Certes, mais peut-être la société imagine-t-elle que les bêtes sont endormies, alors que c'est tout de même par une tige perforante dans le crâne que les ovins et les bovins sont étourdis… Si j'ai parlé des loupés, c'est tout de même parce que la question peut se poser : alors que moins de 200 000 bêtes sont saignées chaque année par chekhita, près de 9 millions sont abattues par d'autres méthodes. Quel que soit le pourcentage, le nombre de loupés sera de toute façon supérieur à celui de bêtes abattues rituellement : la transparence exige de régler également ce problème, tout comme ceux liés à la chasse, à la corrida, etc. Et tout cela dans le même temps, et dans le cadre de la même commission, afin d'éviter toute stigmatisation.

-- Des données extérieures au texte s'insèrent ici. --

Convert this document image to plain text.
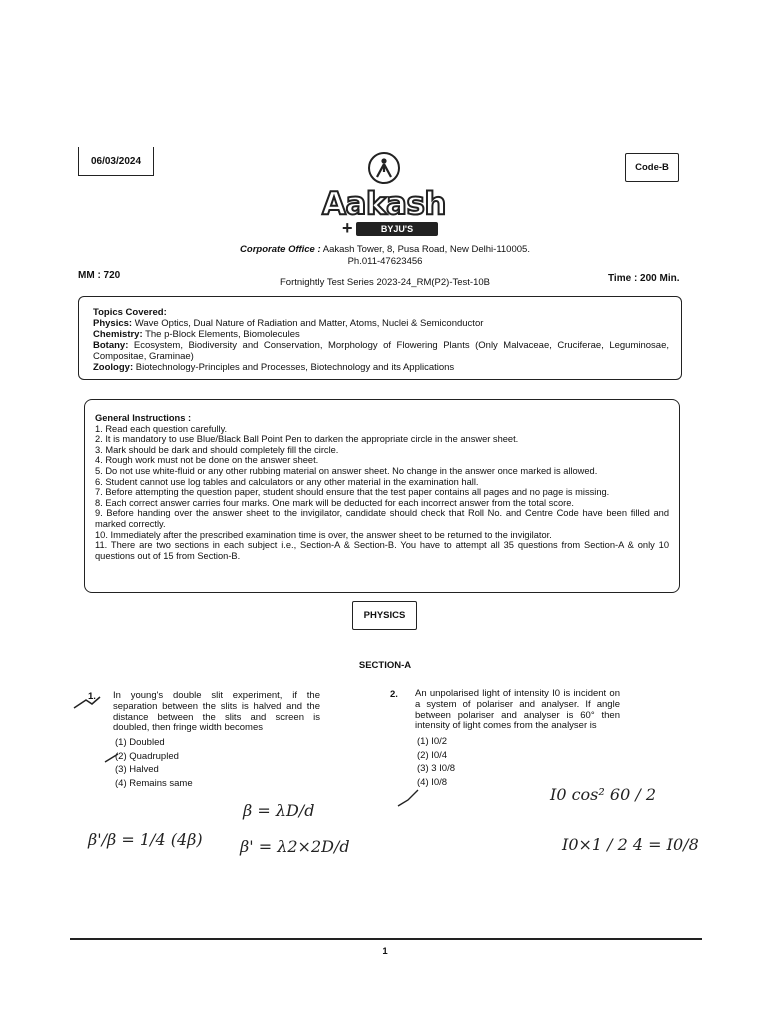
06/03/2024
Code-B
Aakash
+	BYJU'S
Corporate Office : Aakash Tower, 8, Pusa Road, New Delhi-110005.
Ph.011-47623456
MM : 720
Fortnightly Test Series 2023-24_RM(P2)-Test-10B	Time : 200 Min.
Topics Covered:
Physics: Wave Optics, Dual Nature of Radiation and Matter, Atoms, Nuclei & Semiconductor
Chemistry: The p-Block Elements, Biomolecules
Botany: Ecosystem, Biodiversity and Conservation, Morphology of Flowering Plants (Only Malvaceae, Cruciferae, Leguminosae, Compositae, Graminae)
Zoology: Biotechnology-Principles and Processes, Biotechnology and its Applications
General Instructions :
1. Read each question carefully.
2. It is mandatory to use Blue/Black Ball Point Pen to darken the appropriate circle in the answer sheet.
3. Mark should be dark and should completely fill the circle.
4. Rough work must not be done on the answer sheet.
5. Do not use white-fluid or any other rubbing material on answer sheet. No change in the answer once marked is allowed.
6. Student cannot use log tables and calculators or any other material in the examination hall.
7. Before attempting the question paper, student should ensure that the test paper contains all pages and no page is missing.
8. Each correct answer carries four marks. One mark will be deducted for each incorrect answer from the total score.
9. Before handing over the answer sheet to the invigilator, candidate should check that Roll No. and Centre Code have been filled and marked correctly.
10. Immediately after the prescribed examination time is over, the answer sheet to be returned to the invigilator.
11. There are two sections in each subject i.e., Section-A & Section-B. You have to attempt all 35 questions from Section-A & only 10 questions out of 15 from Section-B.
PHYSICS
SECTION-A
1. In young's double slit experiment, if the separation between the slits is halved and the distance between the slits and screen is doubled, then fringe width becomes
(1) Doubled
(2) Quadrupled
(3) Halved
(4) Remains same
2. An unpolarised light of intensity I0 is incident on a system of polariser and analyser. If angle between polariser and analyser is 60° then intensity of light comes from the analyser is
(1) I0/2
(2) I0/4
(3) 3 I0/8
(4) I0/8
β = λD/d
β' = λ2×2D/d
β'/β = 1/4 (4β)
I0 cos² 60 / 2
I0×1 / 2 4 = I0/8
1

Je fonde mon avis sur les analyses d'experts, notamment sur celles, qui remontent à moins de trois ans, du professeur Grandin. Certes, il n'est pas simple de savoir si la bête souffre ou non, d'établir avec précision la différence entre inconscience et insensibilité. Mais je pense avoir répondu techniquement en évoquant le polygone de Willis et montré que, dès lors que la saignée se fait correctement, du fait de la particularité anatomique des bêtes concernées par l'abattage rituel, le cerveau cesse immédiatement d'être irrigué ; or le cerveau étant le centre de la douleur, l'absence soudaine d'irrigation entraîne vraisemblablement l'insensibilité la plus rapide qui soit – et sans doute aussi rapide que si l'on donnait à l'animal un coup de pistolet, qui du reste pourrait provoquer d'autres dégâts en cas de raté…

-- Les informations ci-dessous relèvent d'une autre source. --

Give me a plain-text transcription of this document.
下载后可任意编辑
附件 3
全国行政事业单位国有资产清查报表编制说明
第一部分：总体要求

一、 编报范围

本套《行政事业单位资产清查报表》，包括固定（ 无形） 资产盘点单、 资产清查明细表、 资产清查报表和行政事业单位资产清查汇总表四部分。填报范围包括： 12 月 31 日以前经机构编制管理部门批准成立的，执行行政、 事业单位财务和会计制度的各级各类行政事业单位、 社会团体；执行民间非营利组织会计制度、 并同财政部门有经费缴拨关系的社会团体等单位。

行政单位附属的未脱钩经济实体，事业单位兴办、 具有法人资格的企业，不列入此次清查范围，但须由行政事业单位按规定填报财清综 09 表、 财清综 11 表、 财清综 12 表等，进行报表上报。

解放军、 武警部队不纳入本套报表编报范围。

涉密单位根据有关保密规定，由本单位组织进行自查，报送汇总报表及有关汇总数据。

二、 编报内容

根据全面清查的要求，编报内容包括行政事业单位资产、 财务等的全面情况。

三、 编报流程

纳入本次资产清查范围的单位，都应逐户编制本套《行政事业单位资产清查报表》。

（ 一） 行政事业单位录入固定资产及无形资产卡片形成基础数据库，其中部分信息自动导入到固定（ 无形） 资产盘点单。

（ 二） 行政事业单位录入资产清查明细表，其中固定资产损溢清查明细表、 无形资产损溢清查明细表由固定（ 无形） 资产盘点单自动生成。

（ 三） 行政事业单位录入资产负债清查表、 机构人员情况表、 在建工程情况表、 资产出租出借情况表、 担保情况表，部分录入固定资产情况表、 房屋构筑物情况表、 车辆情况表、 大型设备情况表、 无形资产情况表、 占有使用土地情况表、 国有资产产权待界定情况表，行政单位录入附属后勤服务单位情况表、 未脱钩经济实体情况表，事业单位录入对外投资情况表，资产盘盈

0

Ensuite, nos experts religieux, dans l'islam comme dans le judaïsme, se concertent régulièrement sur la question. Il faut savoir qu'en Israël, où vit la plus importante communauté juive dans le monde et où il y a le plus grand abattage casher dans le monde – et où, comme ici, les députés sont régulièrement sollicités sur le sujet –, le foie gras a été interdit du fait qu'on fait souffrir les oies en les gavant. Eh bien, les mêmes députés, suivant les mêmes critères, n'ont pas interdit l'abattage rituel parce que toutes les études montrent que la saignée telle qu'elle est pratiquée selon la chekhita ne fait pas plus souffrir l'animal que dans un cadre conventionnel – indépendamment de tous les loupés dont le nombre s'élève ici, tout de même, à quelque 2 millions, soit autant de bêtes qui souffrent dans le silence général : si la tige, qui s'est enfoncée dans son crâne ne provoque pas l'étourdissement et qu'elle se prend ensuite un coup de couteau, la bête va inévitablement souffrir. Et même dans le cas d'un étourdissement réussi, j'y insiste, des études montrent qu'on ne peut pas connaître quels sont le degré d'inconscience et le degré d'insensibilisation.

Reste que la règle religieuse commande que l'animal soit vivant et conscient au moment de la saignée – et s'il est endormi, même si son coeur continue de battre, il n'est plus conscient. Du coup, elle n'est plus respectée. Or, je le répète quitte à me faire redondant, cette règle religieuse n'est pas contradictoire avec le bien-être animal.